A rat is fear-conditioned: tone (CS) paired with foot shock (US). After conditioning, the tone alone causes freezing. The rat's central amygdala is then lesioned. What would you predict?
AThe rat shows no fear response at all — the learned association is destroyed along with the expression circuit
BThe rat still learns new fear associations but can no longer express the defensive responses (freezing, heart rate increase) to previously learned cues
CThe lesion has no effect because fear expression is entirely mediated by the lateral amygdala
DThe rat becomes hyperaggressive because fear suppression circuits are removed
The lateral amygdala is the learning site — the tone-shock association is stored there via LTP. The central amygdala is the output hub, projecting to the hypothalamus (stress hormones), periaqueductal gray (freezing), and brainstem autonomic nuclei (heart rate). Lesioning the central amygdala disconnects stored associations from their expression — the rat 'knows' to fear the tone but cannot express the behavioral and physiological responses. This is the classic dissociation between fear acquisition (lateral) and fear expression (central).
Question 2 Multiple Choice
Why does elevated dopamine during an emotionally significant event make the resulting memory more durable?

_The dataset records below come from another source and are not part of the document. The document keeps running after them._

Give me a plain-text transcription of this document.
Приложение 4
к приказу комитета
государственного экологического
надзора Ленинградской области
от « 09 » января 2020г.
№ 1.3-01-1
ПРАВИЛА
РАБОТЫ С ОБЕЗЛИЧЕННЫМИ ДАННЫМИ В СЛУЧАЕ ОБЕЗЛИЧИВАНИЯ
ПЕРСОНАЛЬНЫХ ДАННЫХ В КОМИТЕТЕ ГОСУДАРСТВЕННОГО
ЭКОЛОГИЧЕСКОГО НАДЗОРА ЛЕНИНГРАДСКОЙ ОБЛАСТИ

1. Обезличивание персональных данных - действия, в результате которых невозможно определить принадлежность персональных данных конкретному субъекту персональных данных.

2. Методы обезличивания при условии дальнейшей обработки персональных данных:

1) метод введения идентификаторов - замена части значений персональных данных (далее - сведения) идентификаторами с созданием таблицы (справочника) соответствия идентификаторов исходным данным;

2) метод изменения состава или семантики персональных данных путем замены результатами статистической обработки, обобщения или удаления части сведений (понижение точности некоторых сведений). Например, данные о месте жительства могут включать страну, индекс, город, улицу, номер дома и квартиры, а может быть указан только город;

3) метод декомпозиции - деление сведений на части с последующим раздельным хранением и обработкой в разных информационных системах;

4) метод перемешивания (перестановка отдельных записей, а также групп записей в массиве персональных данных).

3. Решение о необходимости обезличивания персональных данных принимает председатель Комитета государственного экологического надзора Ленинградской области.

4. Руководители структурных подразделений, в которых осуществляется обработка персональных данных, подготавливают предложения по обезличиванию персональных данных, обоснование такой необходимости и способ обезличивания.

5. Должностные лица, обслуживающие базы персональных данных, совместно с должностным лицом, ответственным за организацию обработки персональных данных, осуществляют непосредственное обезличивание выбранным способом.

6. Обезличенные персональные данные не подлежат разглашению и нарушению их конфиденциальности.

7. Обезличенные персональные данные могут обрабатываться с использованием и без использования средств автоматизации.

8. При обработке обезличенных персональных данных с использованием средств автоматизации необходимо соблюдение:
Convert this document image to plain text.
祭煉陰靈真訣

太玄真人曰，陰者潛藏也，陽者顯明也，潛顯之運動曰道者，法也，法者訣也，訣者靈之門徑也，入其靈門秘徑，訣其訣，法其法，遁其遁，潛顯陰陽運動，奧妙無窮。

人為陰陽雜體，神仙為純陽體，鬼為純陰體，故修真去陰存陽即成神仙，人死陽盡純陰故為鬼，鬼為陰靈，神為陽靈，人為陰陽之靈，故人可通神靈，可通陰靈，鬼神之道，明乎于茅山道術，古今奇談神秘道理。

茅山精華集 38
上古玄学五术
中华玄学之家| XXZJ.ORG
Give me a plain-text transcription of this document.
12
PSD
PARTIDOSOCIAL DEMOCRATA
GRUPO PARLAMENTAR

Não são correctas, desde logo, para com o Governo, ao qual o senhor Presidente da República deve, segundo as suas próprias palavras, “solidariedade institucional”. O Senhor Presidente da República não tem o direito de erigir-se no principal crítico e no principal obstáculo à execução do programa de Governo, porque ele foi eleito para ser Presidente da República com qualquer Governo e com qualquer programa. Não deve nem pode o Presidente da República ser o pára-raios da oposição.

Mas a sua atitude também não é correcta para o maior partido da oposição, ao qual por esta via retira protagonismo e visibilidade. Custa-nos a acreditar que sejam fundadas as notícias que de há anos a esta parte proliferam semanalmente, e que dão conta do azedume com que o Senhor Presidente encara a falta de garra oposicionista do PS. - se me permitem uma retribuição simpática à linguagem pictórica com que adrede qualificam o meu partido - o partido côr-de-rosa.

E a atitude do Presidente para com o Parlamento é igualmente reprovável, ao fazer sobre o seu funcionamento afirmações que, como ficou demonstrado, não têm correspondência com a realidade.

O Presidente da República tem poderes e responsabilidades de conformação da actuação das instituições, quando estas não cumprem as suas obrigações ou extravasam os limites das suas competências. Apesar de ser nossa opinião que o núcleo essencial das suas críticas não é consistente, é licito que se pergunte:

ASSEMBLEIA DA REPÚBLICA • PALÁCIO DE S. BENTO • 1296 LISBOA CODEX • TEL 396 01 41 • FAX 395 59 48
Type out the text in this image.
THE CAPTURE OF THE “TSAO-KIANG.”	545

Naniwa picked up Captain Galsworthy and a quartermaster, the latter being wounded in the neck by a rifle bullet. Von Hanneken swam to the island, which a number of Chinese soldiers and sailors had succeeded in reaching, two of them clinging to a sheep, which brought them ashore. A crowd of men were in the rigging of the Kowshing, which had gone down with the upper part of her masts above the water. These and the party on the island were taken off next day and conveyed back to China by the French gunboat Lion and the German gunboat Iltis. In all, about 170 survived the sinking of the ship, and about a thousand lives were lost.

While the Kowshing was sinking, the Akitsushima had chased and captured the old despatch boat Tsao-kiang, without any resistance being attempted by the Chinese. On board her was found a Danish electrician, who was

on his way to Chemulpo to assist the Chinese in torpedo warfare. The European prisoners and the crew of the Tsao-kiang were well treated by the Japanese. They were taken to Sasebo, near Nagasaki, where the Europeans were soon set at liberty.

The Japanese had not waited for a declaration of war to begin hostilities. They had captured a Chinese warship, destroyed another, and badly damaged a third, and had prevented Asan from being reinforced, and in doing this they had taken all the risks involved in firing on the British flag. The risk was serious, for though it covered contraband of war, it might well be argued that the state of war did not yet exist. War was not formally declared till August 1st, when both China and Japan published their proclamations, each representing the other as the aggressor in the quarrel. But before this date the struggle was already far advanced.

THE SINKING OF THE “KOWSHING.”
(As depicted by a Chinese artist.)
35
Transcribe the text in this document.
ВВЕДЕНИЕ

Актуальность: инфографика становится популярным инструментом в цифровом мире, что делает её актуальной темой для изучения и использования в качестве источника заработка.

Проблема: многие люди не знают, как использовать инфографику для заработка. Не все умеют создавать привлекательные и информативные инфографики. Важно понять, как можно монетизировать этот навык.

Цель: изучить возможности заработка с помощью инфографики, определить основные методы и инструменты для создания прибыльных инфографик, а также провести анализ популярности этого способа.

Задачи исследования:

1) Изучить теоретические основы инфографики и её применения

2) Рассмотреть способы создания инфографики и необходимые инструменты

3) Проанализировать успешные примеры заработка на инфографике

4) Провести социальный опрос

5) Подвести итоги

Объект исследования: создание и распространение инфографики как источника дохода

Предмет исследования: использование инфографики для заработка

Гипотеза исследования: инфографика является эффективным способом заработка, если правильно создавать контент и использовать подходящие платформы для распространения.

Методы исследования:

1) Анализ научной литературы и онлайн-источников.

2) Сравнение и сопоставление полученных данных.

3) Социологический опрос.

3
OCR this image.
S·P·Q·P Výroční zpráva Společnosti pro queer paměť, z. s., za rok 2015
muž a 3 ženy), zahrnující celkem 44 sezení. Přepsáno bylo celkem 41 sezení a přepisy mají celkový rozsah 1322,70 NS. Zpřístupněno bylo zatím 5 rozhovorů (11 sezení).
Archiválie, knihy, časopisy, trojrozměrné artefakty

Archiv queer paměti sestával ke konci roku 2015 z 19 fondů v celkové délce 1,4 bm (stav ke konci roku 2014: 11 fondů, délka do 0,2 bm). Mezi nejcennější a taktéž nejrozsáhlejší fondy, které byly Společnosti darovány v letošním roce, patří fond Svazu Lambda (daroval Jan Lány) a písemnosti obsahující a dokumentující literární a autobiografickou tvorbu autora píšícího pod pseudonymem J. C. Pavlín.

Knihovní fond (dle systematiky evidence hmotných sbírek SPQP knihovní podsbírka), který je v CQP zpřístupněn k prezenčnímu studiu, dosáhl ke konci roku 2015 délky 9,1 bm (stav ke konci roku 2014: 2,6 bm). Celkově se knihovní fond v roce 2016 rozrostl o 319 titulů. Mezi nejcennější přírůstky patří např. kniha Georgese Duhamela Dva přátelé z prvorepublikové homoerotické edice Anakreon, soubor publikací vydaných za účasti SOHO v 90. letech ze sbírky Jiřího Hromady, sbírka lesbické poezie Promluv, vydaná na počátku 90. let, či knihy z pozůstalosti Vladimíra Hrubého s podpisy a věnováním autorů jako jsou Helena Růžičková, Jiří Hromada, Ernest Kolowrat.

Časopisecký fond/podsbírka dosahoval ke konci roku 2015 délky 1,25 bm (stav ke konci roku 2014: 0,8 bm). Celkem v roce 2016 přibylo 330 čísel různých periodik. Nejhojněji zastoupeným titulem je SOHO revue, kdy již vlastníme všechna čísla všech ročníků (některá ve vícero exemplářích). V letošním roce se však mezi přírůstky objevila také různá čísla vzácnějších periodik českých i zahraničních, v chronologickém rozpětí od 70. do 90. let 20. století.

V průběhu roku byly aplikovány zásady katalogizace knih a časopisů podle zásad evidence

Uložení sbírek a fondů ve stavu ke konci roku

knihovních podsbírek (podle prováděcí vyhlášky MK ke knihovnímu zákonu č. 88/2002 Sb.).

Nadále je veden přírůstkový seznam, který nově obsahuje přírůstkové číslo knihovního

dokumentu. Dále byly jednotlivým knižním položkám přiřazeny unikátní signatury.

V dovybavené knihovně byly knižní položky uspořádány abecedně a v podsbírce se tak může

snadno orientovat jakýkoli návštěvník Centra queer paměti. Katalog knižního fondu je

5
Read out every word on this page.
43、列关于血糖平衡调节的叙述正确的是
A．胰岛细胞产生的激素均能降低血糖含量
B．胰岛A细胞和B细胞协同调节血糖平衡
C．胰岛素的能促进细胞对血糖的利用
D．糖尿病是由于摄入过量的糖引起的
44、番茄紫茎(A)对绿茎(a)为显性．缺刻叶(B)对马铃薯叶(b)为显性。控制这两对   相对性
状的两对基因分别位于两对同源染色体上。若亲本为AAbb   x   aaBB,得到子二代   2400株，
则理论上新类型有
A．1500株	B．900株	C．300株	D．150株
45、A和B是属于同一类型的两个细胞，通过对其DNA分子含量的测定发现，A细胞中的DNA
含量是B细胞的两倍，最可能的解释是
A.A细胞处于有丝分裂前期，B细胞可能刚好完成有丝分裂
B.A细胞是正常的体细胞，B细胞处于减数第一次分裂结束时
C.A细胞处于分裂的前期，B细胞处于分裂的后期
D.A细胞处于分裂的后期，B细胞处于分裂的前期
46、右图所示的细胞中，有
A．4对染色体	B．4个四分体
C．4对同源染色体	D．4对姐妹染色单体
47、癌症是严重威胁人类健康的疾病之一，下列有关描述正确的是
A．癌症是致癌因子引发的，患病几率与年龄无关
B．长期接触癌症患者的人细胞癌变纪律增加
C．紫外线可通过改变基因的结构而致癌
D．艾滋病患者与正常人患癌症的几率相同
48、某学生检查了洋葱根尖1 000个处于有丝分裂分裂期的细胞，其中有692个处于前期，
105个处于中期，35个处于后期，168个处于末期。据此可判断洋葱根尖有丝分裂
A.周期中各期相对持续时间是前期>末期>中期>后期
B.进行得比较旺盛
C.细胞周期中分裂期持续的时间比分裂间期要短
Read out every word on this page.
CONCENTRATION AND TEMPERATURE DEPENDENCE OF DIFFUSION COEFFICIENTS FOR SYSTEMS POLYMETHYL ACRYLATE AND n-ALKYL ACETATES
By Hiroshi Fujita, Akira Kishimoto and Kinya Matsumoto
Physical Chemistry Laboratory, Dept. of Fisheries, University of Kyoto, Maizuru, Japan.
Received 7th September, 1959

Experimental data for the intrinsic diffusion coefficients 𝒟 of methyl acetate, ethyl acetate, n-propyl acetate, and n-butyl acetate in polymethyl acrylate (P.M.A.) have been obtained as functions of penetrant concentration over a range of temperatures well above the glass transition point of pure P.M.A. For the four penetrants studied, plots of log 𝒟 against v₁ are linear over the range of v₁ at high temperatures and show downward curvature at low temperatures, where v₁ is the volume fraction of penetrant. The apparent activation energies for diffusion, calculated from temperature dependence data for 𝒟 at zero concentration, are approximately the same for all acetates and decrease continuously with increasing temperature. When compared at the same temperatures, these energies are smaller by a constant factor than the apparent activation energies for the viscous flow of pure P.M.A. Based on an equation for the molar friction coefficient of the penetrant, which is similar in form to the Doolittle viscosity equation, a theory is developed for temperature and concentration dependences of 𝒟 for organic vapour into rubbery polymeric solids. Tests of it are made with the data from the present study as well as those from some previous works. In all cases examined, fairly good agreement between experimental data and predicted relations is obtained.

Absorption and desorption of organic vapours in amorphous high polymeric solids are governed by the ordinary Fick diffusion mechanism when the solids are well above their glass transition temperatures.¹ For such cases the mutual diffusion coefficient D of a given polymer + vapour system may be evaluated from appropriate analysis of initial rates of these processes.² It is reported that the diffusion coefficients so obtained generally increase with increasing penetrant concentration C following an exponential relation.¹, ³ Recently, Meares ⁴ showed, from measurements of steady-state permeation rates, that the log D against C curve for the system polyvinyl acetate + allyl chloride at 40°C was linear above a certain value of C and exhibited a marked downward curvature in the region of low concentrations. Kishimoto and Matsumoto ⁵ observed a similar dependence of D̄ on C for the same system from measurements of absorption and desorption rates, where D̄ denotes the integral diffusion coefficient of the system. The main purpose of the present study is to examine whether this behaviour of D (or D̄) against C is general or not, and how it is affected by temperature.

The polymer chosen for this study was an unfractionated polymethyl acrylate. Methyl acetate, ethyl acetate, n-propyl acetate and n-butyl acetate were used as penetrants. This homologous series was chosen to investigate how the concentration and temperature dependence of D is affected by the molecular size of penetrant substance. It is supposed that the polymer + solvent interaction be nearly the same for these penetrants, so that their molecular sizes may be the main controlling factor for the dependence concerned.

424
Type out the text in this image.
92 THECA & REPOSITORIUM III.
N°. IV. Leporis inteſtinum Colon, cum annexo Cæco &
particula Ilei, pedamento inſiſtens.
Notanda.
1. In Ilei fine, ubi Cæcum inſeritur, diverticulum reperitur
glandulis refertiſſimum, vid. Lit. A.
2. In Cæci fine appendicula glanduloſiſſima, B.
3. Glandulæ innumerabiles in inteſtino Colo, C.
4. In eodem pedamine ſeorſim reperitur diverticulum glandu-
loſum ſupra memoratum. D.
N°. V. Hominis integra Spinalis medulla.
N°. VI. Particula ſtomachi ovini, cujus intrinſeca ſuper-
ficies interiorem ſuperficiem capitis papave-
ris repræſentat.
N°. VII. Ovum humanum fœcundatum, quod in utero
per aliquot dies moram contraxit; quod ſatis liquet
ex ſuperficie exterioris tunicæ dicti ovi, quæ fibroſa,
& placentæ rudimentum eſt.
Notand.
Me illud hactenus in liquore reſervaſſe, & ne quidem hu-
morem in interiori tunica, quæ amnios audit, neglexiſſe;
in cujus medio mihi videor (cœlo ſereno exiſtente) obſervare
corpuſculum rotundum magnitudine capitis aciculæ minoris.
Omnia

ADopamine directly activates sensory cortex, making perceptual encoding sharper during arousing events
BDopamine signals motivational salience and modulates consolidation in the basolateral amygdala, strengthening the synaptic changes underlying the memory
CDopamine inhibits the hippocampus during emotional events, preventing interference from competing contextual memories
DDopamine is the primary neurotransmitter for fear learning; without it, lateral amygdala LTP cannot occur at all
Dopaminergic input to the basolateral amygdala (BLA) modulates consolidation — the post-encoding stabilization of newly formed synaptic changes. When dopamine is elevated (signaling that an event is salient), BLA neurons consolidate the memory trace more robustly, producing more durable long-term storage. This is adaptive: survival-relevant events (predators, food sources, social threats) are encoded with high fidelity. The same mechanism explains why traumatic experiences form especially strong, sometimes overgeneralized memories — a vulnerability relevant to PTSD.
Question 3 True / False
The amygdala forms fear associations using long-term potentiation (LTP) — the same synaptic plasticity mechanism that underlies memory formation in the hippocampus.
TTrue
FFalse
Answer: True
The lateral amygdala uses Hebbian LTP to associate conditioned stimuli with unconditioned stimuli: when the tone input and the shock input arrive simultaneously, their synaptic co-activation strengthens the tone pathway via LTP, so the tone alone can subsequently drive the circuit. This is the same cellular mechanism studied in hippocampal place cells and long-term memory. The amygdala is not a fundamentally different type of memory system; it is the same molecular machinery embedded in a circuit specialized for emotionally significant, survival-relevant learning.
Question 4 True / False
Lesioning the lateral amygdala would eliminate the physical expression of fear responses (freezing, heart rate increase) while leaving the learned fear association itself intact.
TTrue
FFalse
Answer: False
This reverses the roles of the two amygdala subdivisions. The lateral amygdala is the acquisition and storage site — the learned CS-US association is encoded there via LTP. Lesioning the lateral amygdala destroys the stored association, leaving no fear to express. The central amygdala is the output hub; a central amygdala lesion would preserve the stored association but disconnect it from expression. Confusing these two roles is the most common error when students are first learning amygdala circuitry.
Question 5 Short Answer
Explain the functional division of labor between the lateral and central amygdala in fear conditioning, and why this distinction matters for understanding anxiety disorders.
Think about your answer, then reveal below.
Model answer: The lateral amygdala is the input and learning site: it receives convergent sensory information about the conditioned stimulus and the aversive unconditioned stimulus, and LTP at these synapses encodes the learned association. The central amygdala is the output hub: it receives from the lateral amygdala and projects to downstream structures (hypothalamus, PAG, brainstem) that generate the behavioral and physiological fear responses. These are dissociable processes. In anxiety disorders, the lateral amygdala may form associations too readily (fear conditioning with minimal trauma), generalize too broadly (neutral cues trigger responses), or produce associations too resistant to extinction. Effective treatments like exposure therapy drive extinction learning — new synaptic changes in the lateral amygdala that compete with the original fear memory — rather than suppressing the central amygdala's output.
Understanding this circuit division reveals that fear learning and fear expression are separate and dissociable, which has direct implications for where therapeutic interventions act and why they succeed or fail.